Am frühen Sonntagabend lagen erst wenige Prognosen auf Grundlage von Nachwahlbefragungen und letzten Umfragen aus einzelnen Ländern vor. Mit besonderer Spannung wurde für den späten Abend das Ergebnis der rechtspopulistischen Lega in Italien erwartet, da Parteichef Matteo Salvini die europäische Rechte einen und gegen die EU in jetziger Form in Stellung bringen will. Der Lega wurden in Umfragen mehr als 30 Prozent Stimmanteil zugetraut, nach nur 6,2 bei der Europawahl 2014. Auch die Partei der Nationalistin Marine Le Pen in Frankreich sowie die neue Brexit-Partei in Großbritannien konnten hoffen, stärkste Partei zu werden.

Prognosen für kleinere Länder

Die ersten Prognosen kamen vor allem aus einigen kleineren Ländern. Dabei gab es mehrheitlich Verluste für die Regierungsparteien. In Kroatien, Bulgarien und Zypern konnten die konservativen Regierungsparteien ihre führende Rolle laut Exit-Polls mit Verlusten behaupten. Auch in der Slowakei konnte sich die sozialdemokratische Regierungspartei SMER nach ersten Trends nur knapp vor der neuen liberalen Partei PS halten, während die rechtsextreme Partei LSNS sich von 1,7 Prozent vor fünf Jahren auf 13 bis 14 Prozent katapultierte. In Griechenland überrundete die konservative Nea Dimokratia die linke Regierungspartei SYRIZA, die dennoch leicht zulegen konnte. Die rechtsextreme Goldene Morgenröte verlor aber im Vergleich zum Jahr 2014.

ÖVP gegen den Trend

Gegen den europäischen Trend legte die Kanzlerpartei ÖVP zu, die unter dem Effekt der Ibiza-Affäre offenbar FPÖ-Stimmen abholen konnte. In Ungarn wurde die Fidesz von Ministerpräsident Viktor Orban mit 56 Prozent der Stimmen stärkste Kraft, und damit wohl auch erfolgreichste Einzelpartei der gesamten EU vor der maltesischen Regierungspartei Labour, die 55 Prozent erreichte.

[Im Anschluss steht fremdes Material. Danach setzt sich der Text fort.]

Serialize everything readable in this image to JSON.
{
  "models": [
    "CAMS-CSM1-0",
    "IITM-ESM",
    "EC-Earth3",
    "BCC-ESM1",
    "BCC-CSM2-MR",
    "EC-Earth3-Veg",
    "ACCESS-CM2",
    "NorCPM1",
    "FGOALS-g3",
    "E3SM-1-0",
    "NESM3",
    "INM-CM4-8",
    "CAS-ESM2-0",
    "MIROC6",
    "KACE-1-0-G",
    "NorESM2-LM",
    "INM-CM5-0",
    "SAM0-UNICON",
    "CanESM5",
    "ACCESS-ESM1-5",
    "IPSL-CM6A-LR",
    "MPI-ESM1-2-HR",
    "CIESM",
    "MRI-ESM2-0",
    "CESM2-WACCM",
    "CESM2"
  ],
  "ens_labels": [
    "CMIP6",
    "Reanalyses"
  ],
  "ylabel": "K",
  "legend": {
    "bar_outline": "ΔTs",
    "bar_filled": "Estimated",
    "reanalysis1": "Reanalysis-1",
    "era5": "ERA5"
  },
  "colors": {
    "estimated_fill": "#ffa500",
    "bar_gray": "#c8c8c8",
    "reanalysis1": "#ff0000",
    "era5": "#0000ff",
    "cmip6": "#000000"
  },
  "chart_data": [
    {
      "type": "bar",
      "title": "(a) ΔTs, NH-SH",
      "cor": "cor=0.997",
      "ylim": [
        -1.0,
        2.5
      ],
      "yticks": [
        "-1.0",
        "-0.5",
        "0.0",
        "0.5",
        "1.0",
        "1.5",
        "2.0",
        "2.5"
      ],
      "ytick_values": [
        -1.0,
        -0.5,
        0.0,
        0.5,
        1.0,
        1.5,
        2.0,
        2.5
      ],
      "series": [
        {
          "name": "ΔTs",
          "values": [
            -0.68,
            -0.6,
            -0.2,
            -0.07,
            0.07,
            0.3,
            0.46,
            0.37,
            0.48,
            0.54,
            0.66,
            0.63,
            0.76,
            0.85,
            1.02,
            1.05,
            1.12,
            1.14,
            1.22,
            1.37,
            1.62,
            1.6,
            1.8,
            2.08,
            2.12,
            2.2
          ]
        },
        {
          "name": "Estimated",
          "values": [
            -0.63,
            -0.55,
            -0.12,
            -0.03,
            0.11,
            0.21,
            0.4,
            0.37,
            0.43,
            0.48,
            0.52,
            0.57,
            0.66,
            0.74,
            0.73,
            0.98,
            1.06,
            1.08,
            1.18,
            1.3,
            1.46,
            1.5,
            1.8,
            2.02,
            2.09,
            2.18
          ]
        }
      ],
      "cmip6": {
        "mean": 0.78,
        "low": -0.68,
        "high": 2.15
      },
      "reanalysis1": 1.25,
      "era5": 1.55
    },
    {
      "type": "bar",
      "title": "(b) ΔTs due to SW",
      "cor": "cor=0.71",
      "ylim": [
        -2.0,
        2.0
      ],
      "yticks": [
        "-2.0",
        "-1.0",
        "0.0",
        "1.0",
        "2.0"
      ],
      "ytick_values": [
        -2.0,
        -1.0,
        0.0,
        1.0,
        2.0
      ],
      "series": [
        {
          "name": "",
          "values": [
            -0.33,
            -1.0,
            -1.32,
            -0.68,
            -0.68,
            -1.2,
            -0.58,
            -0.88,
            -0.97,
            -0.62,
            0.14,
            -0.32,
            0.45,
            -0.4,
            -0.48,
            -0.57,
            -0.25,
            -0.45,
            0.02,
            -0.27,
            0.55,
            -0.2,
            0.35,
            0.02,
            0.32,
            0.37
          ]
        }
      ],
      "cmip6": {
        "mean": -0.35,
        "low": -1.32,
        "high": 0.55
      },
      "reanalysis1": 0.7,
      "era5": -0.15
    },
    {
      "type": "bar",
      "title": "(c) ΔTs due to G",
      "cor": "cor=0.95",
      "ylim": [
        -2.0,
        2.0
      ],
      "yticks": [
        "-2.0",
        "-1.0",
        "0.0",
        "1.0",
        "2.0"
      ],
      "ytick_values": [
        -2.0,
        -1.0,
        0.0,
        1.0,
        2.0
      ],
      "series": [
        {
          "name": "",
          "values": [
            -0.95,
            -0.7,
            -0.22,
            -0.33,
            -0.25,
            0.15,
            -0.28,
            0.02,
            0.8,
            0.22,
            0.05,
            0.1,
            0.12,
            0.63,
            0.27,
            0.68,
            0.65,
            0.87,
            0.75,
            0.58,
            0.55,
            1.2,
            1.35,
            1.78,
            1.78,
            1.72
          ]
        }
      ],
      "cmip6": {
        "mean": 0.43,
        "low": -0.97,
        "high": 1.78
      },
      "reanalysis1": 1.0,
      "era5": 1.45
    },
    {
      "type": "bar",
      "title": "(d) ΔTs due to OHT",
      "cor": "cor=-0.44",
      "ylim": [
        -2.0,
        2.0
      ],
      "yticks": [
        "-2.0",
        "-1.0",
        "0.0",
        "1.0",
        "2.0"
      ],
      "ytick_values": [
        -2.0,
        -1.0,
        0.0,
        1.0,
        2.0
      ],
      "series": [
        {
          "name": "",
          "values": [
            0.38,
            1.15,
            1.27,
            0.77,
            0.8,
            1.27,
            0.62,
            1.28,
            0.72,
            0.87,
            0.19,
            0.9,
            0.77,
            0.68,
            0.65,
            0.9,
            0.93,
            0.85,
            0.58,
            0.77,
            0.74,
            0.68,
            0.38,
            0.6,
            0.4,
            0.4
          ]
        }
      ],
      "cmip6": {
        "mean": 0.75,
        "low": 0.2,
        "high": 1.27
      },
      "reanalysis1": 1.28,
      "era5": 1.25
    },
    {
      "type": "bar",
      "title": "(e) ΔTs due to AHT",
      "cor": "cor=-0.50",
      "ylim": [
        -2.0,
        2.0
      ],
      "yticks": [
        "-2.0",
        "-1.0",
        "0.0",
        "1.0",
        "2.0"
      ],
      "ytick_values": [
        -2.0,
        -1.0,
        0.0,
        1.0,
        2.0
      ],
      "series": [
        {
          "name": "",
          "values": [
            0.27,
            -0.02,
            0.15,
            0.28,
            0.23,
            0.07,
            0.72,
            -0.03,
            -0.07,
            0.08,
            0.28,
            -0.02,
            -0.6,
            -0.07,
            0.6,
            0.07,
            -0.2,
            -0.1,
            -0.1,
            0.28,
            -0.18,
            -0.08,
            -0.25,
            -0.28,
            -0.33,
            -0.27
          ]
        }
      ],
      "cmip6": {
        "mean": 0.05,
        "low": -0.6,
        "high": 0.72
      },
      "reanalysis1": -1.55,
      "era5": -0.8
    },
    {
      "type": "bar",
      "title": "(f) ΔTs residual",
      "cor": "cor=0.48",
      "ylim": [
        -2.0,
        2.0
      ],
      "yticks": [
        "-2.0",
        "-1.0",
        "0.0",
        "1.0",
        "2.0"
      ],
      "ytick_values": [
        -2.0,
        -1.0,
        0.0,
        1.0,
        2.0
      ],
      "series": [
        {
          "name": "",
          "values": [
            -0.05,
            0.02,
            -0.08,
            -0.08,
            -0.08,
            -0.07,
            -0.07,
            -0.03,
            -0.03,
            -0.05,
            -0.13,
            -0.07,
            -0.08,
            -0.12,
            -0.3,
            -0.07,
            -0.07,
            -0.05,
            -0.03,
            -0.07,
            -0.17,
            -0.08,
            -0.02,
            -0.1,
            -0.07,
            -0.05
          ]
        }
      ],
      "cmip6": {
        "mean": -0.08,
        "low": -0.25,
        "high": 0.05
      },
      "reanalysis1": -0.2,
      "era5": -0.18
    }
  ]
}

Niederlande Sozialdemokraten vorne

In den Niederlanden lagen die Sozialdemokraten um den Europa-Spitzenkandidaten Frans Timmermans völlig unerwartet vorn und kamen auf 18,1 Prozent, während rechtspopulistische Parteien unter den Erwartungen blieben. In Irland stachen die guten Ergebnisse der Regierungspartei Fine Gael mit 29 Prozent und der Grünen mit 15 Prozent heraus.

Wahlbeteiligung gestiegen

Europaweit wurde eine zum Teil massiv gestiegene Wahlbeteiligung verbucht. In Spanien lag sie zwei Stunden vor Wahlschluss bei 49 Prozent, verglichen mit 34 Prozent im Jahr 2014. In Rumänien zeichnete sich sogar eine Rekordbeteiligung ab, rund 43 Prozent waren zwei Stunden vor Wahlschluss fast doppelt so viel wie vor fünf Jahren.

Zum Abschluss der viertägigen Europawahl hatten am Sonntag die Bürger in Österreich und 20 weiteren Ländern über ihre neuen Abgeordneten für das EU-Parlament abgestimmt. In vielen der 28 EU-Staaten zeichnete sich eine zum Teil deutlich höhere Wahlbeteiligung ab als vor fünf Jahren.

Insgesamt waren mehr als 400 Millionen Wahlberechtigte in 28 Ländern dazu aufgerufen, die 751 Abgeordneten im EU-Parlament zu wählen. Offizielle Ergebnisse wurden erst nach Schließung der letzten Wahllokale in der EU um 23.00 Uhr in Italien erwartet.